RHB Research

Aeon Credit - 2QFY14 Intact, Capital-Raising In The Offing

kiasutrader
Publish date: Mon, 21 Oct 2013, 09:51 AM

ACSM’s 1HFY14  net  profit  of  MYR84.4m  was  in  line  (52.3%  of  RHBRI; 52.7% of consensus). Financing growth traction remained strong, which boosted  its  interest  income.  However,  profit  was  offset  by  high  loans provision  and  a  slight  uptick  in  NPL  ratio.  We  keep  our  forecasts, pending  details  of  its  capital-raising  exercise.  Maintain  TRADING  BUY, given the possibility of a perpetual bond issuance due to timing risks.

- Unimpeded  growth.  We  attended  the  results  briefing  last  Friday. 1HFY14 core profit rose 40.4% y-o-y and 4.3% q-o-q respectively, driven by growth in receivables (62.1% y-o-y, 14.3% q-o-q). On interest income, Motor  Easy  Payment  (MEP)  (+37.0%  y-o-y)  and  Car  Easy  Payment (CEP)  (+518.0%  y-o-y)  remained  the  biggest  contributors,  representing 44.3% of  receivables.  General  Easy  Payment  (GEP)  growth  was  intact. Personal  financing  (PF)  income  (+78.8%  y-o-y)  was  unimpeded  by BNM’s July cooling measures, though we note that transaction volumes saw  a  marked  decrease  of  9.3%  q-o-q.  PF  approval  rates  declined,  as the  company  tightened  underwriting  standards  in  relation  to  the  debt-service ratio (DSR) requirement of 60.0%.

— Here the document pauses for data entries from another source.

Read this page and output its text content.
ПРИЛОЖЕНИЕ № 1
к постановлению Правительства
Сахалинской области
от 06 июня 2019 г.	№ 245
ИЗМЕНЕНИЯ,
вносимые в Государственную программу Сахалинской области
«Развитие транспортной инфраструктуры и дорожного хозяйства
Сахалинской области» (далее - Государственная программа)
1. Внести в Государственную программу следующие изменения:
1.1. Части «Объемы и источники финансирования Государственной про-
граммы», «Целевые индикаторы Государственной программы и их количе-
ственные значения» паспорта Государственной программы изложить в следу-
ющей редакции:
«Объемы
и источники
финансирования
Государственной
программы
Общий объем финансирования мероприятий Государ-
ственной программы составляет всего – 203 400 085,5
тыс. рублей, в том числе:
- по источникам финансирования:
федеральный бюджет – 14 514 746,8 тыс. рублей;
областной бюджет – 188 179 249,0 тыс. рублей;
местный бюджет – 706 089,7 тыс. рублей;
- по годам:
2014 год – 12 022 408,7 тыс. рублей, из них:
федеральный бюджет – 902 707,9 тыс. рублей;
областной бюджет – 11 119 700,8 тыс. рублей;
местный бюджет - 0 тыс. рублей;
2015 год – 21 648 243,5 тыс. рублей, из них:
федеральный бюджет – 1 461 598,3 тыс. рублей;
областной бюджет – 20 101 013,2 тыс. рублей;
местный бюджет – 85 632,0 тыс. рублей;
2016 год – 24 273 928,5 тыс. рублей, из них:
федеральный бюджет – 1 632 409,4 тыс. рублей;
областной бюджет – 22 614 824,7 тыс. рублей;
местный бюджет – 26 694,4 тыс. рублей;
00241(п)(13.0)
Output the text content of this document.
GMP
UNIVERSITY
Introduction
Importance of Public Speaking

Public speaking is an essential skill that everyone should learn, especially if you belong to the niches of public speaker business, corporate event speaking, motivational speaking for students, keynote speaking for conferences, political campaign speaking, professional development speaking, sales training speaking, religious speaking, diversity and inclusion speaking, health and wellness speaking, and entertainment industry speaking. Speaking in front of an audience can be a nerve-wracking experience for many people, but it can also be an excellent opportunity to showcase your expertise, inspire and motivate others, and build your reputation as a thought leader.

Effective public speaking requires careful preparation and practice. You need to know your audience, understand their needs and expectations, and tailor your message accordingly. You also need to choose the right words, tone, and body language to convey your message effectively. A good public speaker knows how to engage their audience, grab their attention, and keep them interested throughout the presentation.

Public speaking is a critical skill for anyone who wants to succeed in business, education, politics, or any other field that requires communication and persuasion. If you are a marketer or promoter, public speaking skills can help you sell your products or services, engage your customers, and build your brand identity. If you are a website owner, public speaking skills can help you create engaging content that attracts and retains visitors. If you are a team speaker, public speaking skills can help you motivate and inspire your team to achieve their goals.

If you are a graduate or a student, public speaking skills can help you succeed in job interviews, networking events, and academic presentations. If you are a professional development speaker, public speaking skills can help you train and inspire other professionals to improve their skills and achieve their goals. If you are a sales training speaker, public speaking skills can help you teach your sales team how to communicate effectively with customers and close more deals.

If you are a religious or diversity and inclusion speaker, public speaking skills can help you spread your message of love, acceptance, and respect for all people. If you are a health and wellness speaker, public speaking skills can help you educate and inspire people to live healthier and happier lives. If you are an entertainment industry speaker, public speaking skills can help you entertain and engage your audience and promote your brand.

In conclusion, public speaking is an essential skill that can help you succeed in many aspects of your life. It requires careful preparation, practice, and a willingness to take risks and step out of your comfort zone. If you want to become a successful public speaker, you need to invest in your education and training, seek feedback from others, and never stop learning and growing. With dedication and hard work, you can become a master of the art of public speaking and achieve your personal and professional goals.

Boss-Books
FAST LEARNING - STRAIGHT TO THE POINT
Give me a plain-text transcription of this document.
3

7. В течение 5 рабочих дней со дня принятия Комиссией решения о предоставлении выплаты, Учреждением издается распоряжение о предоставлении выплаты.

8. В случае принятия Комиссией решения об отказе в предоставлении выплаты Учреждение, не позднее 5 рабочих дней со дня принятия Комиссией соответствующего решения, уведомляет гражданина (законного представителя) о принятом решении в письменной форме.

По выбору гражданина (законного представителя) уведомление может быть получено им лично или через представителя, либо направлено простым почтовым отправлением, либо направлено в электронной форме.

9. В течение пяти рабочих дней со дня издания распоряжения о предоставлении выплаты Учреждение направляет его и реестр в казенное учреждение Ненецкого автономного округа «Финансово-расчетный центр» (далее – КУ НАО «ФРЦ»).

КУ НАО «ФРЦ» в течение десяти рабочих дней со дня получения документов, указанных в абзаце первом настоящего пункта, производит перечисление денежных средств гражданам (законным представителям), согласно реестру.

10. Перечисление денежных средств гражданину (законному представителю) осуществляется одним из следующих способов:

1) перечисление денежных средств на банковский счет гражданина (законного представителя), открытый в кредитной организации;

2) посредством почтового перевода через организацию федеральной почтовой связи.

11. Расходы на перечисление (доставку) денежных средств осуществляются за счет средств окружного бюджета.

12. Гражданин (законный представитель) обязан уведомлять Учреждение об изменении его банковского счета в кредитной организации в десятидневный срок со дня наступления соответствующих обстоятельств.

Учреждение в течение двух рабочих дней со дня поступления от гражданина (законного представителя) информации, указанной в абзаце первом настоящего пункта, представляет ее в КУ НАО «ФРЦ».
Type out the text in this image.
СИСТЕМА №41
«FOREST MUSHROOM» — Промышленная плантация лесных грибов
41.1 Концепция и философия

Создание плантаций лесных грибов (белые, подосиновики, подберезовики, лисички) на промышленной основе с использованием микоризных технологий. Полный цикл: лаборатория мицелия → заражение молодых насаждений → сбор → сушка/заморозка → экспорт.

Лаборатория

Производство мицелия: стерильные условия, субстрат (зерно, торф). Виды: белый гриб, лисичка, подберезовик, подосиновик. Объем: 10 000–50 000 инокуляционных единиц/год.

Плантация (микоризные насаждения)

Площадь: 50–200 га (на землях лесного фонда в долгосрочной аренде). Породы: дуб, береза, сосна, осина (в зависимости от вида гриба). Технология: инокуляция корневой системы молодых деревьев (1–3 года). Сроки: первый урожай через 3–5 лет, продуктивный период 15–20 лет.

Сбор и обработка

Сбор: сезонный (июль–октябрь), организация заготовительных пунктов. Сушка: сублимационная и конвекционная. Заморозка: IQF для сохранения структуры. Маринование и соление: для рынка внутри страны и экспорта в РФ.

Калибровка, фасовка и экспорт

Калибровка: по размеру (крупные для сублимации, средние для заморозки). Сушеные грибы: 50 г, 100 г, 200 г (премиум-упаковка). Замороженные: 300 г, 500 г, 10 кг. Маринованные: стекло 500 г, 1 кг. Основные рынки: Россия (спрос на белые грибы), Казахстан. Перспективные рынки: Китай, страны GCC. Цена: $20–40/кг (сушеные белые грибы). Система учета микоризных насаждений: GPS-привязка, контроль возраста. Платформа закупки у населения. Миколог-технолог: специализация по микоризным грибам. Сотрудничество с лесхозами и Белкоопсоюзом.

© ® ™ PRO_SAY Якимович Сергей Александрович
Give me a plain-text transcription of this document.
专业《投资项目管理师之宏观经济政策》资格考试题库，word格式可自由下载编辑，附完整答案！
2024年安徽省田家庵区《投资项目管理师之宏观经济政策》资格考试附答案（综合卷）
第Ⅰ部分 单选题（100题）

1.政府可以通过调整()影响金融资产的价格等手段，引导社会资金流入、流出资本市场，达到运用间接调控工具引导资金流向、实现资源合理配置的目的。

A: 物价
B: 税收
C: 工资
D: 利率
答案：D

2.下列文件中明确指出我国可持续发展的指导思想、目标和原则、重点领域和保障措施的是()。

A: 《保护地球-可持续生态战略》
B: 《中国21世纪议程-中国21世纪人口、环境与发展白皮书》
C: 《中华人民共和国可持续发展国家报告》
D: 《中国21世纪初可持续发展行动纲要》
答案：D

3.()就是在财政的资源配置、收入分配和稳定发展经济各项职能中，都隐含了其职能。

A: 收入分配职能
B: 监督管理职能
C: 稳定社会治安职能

- Higher impairment  losses.  2QFY14  EBIT  margin  decreased  to  49.7% from  52.6%  in  1Q14,  largely  attributed  to  higher  interest  expense (+20.9% q-o-q) from increased borrowings as well as more provision for impairment  losses  (+41.5%  q-o-q).  Based  on  our  estimates,  loan  loss coverage increased to 130.5% from 125.5% in 1QFY14.

- Hitting  the  threshold.  ACSM’s  capital  adequacy  ratio  (CAR)  dropped substantially to 15.5% from 1QFY14’s 17.6%. Likewise, its debt-to-equity (D/E)  ratio  surged  to  5.67x  from  4.6x  in  1QFY14.  The  company’s anticipated  capital-raising  exercise  is  expected  to  be  announced  very soon, as its CAR is now below the regulatory threshold of 16.0%, while its  D/E  ratio  is  above  its  target  of  3.0-5.0x.  We  understand  ACSM  will raise CAR in time to prevent hiccups in its future financing growth.

- No  changes  to  forecasts.  As  there  is  no  surprise  in  the  results,  we maintain  our  forecasts,  pending  the  company’s announcement of its capital-raising exercise. Maintain TRADING BUY, with our MYR20.20 FV pegged to a 14.9x FY14F EPS, at a discount to the mother company’s 2-year P/E multiple.